The mouse liver site was pierced with a 22G syringe, and bleeding was confirmed, which was used as a bleeding model.
Each hemostatic agent of Examples 1 to 3 was injected into the bleeding site of each mouse with a syringe. Then, the sheet-shaped hemostatic material of Example 6 was attached to the hemostatic site, and the hemostatic state was observed. For comparison, as in Comparative Example 3, a sheet-shaped hemostatic material (trade name "Integra", manufactured by Nippon Zoki Pharmaceutical Co., Ltd.) was placed on the hemostatic site, and the hemostatic state was observed. In addition, the hemostatic state was observed for an untreated bleeding model that did not use a hemostatic agent or a hemostatic material.

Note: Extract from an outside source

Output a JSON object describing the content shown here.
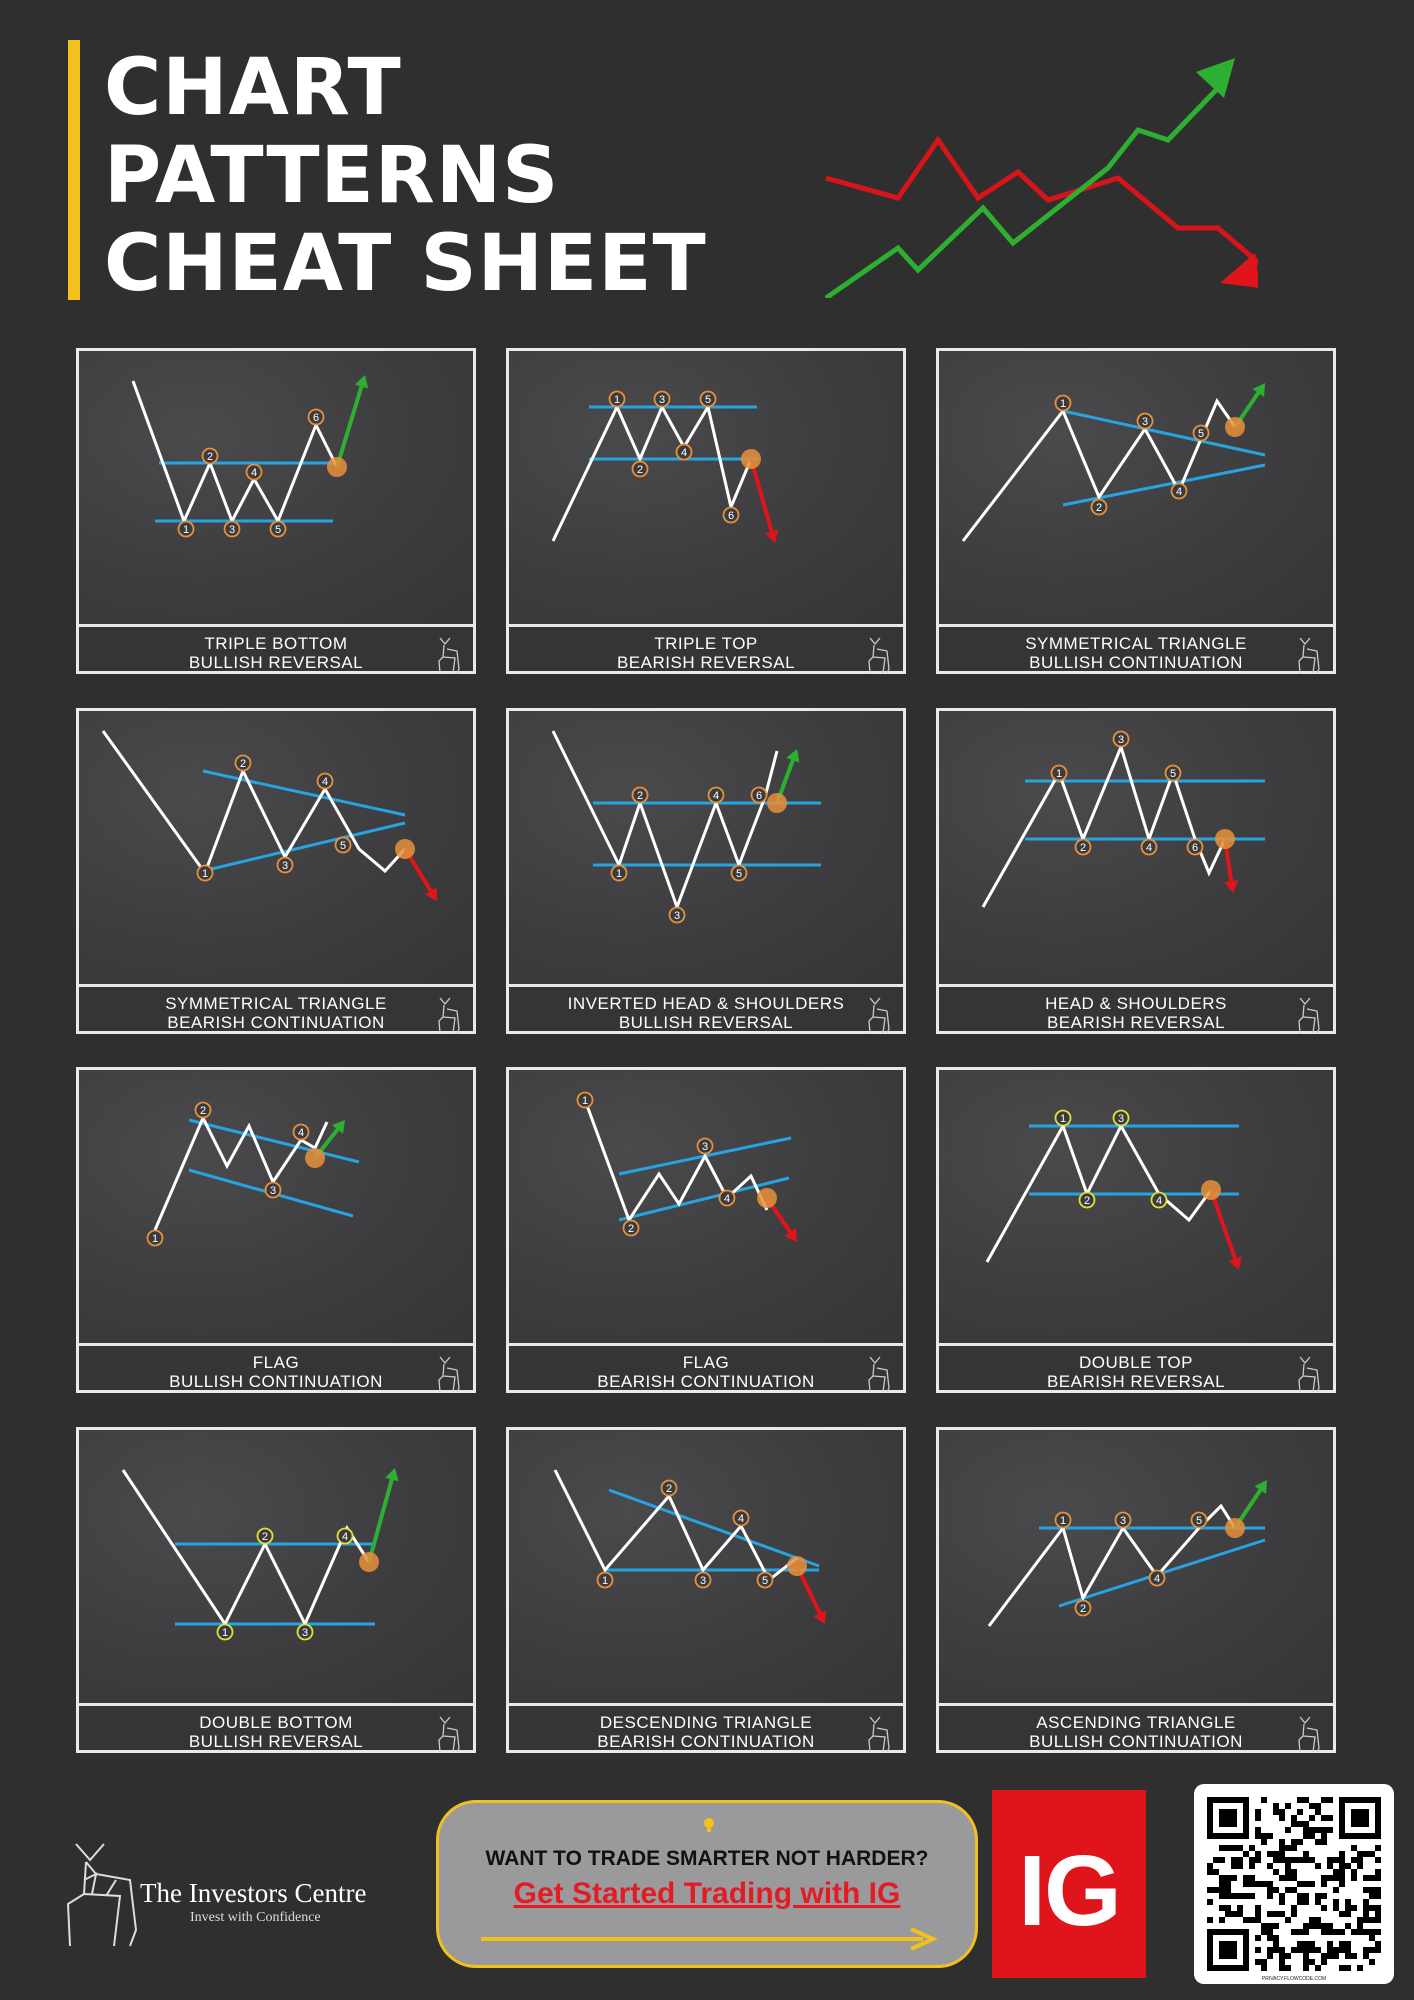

One minute after applying the hemostatic material, each hemostatic agent and the hemostatic material were wiped off, and the hemostatic state was observed.

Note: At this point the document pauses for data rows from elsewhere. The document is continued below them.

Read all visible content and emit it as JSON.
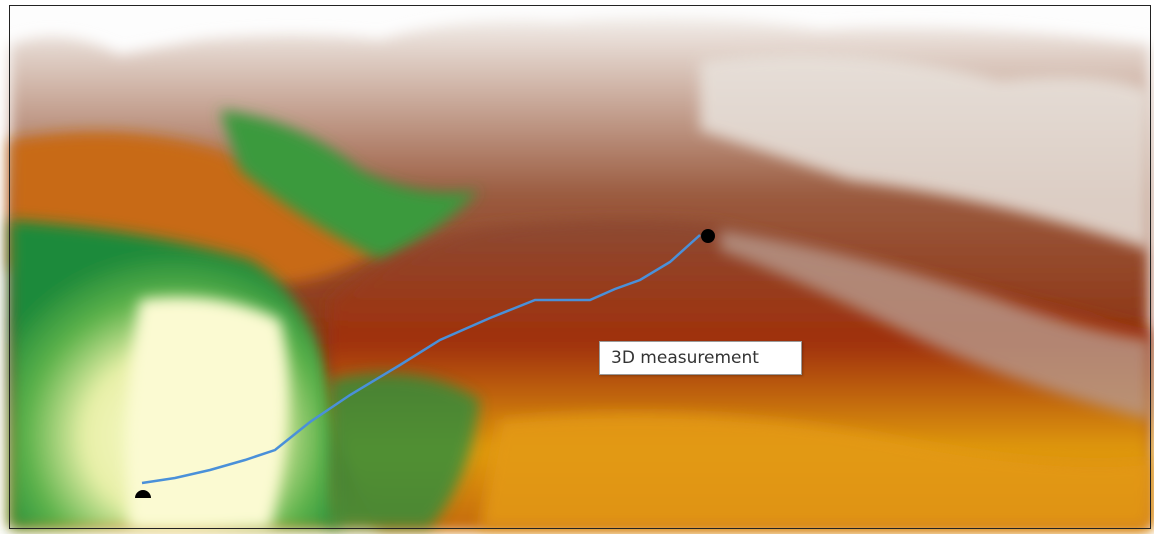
{
  "tooltip": {
    "label": "3D measurement"
  }
}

The results are shown in Table 4.

In Comparative Example 3, the hemostatic agent flowed together with the blood, and as shown in Table 4, there was no hemostatic effect. On the other hand, in Examples 1 to 3, a hemostatic effect was confirmed. In the case of compression hemostasis using a sheet-shaped hemostatic material together with the hemostatic agents of Examples 1 to 3, the hemostatic effect was particularly large.

Claims (7)

A liquid polymer compound composition comprising a polyhydric alcohol or a derivative thereof and a hydrophilic polymer compound. The liquid polymer compound composition according to claim 1, wherein the polyhydric alcohol or a derivative thereof comprises oligoglycerin having a degree of polymerization of 1 to 10 or a derivative thereof. The liquid height according to claim 1 or 2, wherein the hydrophilic polymer compound comprises one or a combination of gelatin, collagen peptide and water-soluble cellulose having a molecular weight of 2,000 or more and 100,000 or less. Molecular compound composition. The liquid according to any one of claims 1 to 3, which contains 48 to 68% by weight of the polyhydric alcohol or a derivative thereof and 25 to 48% by weight of the hydrophilic polymer compound with respect to the total weight. Polymer compound composition. A medical material comprising the liquid polymer compound composition according to any one of claims 1 to 4. The fifth aspect of claim 5, wherein the agent is a tissue adhesive for living organisms, a hemostatic agent, a cell preservation solution, an organ preservation solution, an artificial ointment, an alveolar bone reconstruction agent, an anti-adhesion agent for biological tissues, a mucosal ridge agent or an anti-post-bleeding agent. Medical material. A medical material characterized in that the liquid polymer compound composition according to any one of claims 1 to 4 is adhered to one side of a sheet material.